The fall in capitalisation were only “paper losses” as they would be realised if the stocks were sold for a lower price than they were bought.

“For big stocks, people usually buy them for the long-haul, say like bank stocks, short term fluctuations don’t matter as people will see them as having the ability to generate revenue and rebound.”

Wong said the US-China trade war has had an impact on perceptions about the economy, as did the constant politicking and question marks over the transfer of power from Prime Minister Dr Mahathir Mohamad to Anwar Ibrahim.

“Will there be a change in leadership and as such policies? There is speculation that a telco giant may have to fork out billions as part of the National Fiberisation and Connectivity Plan (NCFP) and this will affect its revenue. Will this change if there was a change in leadership? These are questions investors will have.”

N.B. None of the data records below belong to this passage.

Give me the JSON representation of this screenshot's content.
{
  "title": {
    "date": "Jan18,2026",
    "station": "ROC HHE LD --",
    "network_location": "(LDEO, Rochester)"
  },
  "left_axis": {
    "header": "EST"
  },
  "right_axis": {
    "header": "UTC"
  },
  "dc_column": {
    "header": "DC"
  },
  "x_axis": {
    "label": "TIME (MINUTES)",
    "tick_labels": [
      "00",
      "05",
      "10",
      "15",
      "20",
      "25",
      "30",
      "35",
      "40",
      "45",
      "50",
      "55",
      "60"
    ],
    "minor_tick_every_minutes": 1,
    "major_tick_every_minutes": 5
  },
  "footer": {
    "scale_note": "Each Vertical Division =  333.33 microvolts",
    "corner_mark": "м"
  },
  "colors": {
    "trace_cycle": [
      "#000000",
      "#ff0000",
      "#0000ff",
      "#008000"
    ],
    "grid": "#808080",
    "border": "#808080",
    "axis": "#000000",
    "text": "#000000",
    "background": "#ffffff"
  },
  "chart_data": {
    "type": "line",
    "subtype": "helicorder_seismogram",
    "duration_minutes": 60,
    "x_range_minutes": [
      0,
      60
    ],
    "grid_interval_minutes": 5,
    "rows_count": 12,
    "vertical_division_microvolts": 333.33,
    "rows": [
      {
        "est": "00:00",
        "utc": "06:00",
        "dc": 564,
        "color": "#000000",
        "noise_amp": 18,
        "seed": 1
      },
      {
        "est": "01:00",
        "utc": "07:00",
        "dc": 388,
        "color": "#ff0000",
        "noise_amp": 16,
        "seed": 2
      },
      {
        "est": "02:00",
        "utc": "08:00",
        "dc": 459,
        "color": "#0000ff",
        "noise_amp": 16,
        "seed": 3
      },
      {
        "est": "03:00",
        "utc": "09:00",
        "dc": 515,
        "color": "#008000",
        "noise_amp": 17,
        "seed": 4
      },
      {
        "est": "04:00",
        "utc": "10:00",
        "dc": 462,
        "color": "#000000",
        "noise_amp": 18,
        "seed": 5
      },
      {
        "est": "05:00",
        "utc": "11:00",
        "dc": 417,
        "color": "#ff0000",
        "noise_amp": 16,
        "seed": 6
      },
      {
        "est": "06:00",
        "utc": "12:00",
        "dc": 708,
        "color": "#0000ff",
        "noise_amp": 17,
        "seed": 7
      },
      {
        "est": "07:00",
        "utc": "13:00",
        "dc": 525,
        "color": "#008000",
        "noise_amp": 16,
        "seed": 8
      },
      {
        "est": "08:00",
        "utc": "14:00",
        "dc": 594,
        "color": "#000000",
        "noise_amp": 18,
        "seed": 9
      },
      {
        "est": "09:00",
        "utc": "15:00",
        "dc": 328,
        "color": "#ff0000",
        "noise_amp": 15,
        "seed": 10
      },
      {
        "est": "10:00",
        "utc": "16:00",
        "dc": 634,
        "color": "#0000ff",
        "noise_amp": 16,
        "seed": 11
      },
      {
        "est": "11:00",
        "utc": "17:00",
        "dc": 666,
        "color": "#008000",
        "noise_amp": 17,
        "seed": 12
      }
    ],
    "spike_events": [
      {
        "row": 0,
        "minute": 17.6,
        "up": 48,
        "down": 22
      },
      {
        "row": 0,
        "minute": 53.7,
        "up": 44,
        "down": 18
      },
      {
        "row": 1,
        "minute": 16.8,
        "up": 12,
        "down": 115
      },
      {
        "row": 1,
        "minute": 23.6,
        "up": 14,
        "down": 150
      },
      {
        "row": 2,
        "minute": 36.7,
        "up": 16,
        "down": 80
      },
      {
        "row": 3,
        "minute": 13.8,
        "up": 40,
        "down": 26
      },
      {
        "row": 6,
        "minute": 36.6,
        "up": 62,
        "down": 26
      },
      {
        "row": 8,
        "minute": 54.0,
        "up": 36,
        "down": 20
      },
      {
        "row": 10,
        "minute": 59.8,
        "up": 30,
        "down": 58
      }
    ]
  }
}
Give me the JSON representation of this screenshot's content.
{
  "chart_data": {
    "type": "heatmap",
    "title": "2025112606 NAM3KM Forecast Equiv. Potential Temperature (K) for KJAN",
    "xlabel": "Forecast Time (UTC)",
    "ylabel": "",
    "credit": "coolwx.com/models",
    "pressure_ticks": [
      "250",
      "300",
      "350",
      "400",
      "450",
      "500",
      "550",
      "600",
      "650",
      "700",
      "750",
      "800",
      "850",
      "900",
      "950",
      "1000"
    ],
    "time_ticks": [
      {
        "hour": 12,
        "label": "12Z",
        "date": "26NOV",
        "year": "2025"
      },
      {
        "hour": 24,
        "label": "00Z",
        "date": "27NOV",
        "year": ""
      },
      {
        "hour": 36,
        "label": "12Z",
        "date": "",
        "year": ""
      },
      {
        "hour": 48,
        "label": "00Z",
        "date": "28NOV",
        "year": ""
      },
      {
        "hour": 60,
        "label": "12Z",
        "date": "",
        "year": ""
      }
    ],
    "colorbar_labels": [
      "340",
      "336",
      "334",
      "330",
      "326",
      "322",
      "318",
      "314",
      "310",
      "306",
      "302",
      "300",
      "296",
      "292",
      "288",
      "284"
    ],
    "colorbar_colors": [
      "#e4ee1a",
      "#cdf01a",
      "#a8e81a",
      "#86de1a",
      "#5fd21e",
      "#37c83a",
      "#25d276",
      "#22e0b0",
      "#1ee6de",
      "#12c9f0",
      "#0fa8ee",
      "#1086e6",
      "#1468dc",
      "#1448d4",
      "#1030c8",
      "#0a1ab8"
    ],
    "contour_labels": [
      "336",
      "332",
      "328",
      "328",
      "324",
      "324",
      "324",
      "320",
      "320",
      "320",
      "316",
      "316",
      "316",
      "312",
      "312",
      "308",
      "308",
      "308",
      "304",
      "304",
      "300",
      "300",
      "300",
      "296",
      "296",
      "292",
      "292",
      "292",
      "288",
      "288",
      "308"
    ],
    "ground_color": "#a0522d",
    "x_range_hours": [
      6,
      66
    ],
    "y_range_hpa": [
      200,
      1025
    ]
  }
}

Politicking he said, fuelled uncertainty and this wasn’t good for investors.

“Sometimes the government wants to implement something and then it can’t because of politicking, tomorrow it’s something else that is politicised.”

Wong said the government would also be giving the stock market a boost if it shared its plans to grow the economy.

Stock slump because of fears of a recession, says academic

But economist Barjoyai Bardai has a different view, saying that while politics plays a role in the stock market performance, it isn’t substantial given that the country went through the most radical change in its political scenario with the change of government.

Barjoyai, who is with Universiti Tun Abdul Razak, said he does not believe the market is too concerned about smaller post-GE14 developments compared to external factors like the trade war and a sluggish global economy.

The slump in the Bursa Malaysia, he said was expected as the country is expecting a recession and that usually the stock market will experience a downturn before the overall economy does.

The government he adds, could come up with a stimulant, like a megaproject, to get the market excited but he doesn’t think it should.

“To me the government should allow a recession to happen and later let the stock market recover on its own.

“Recessions are a normal part of an economic cycle, the faster we face it the faster we recover and the stock market will be the first to recover.”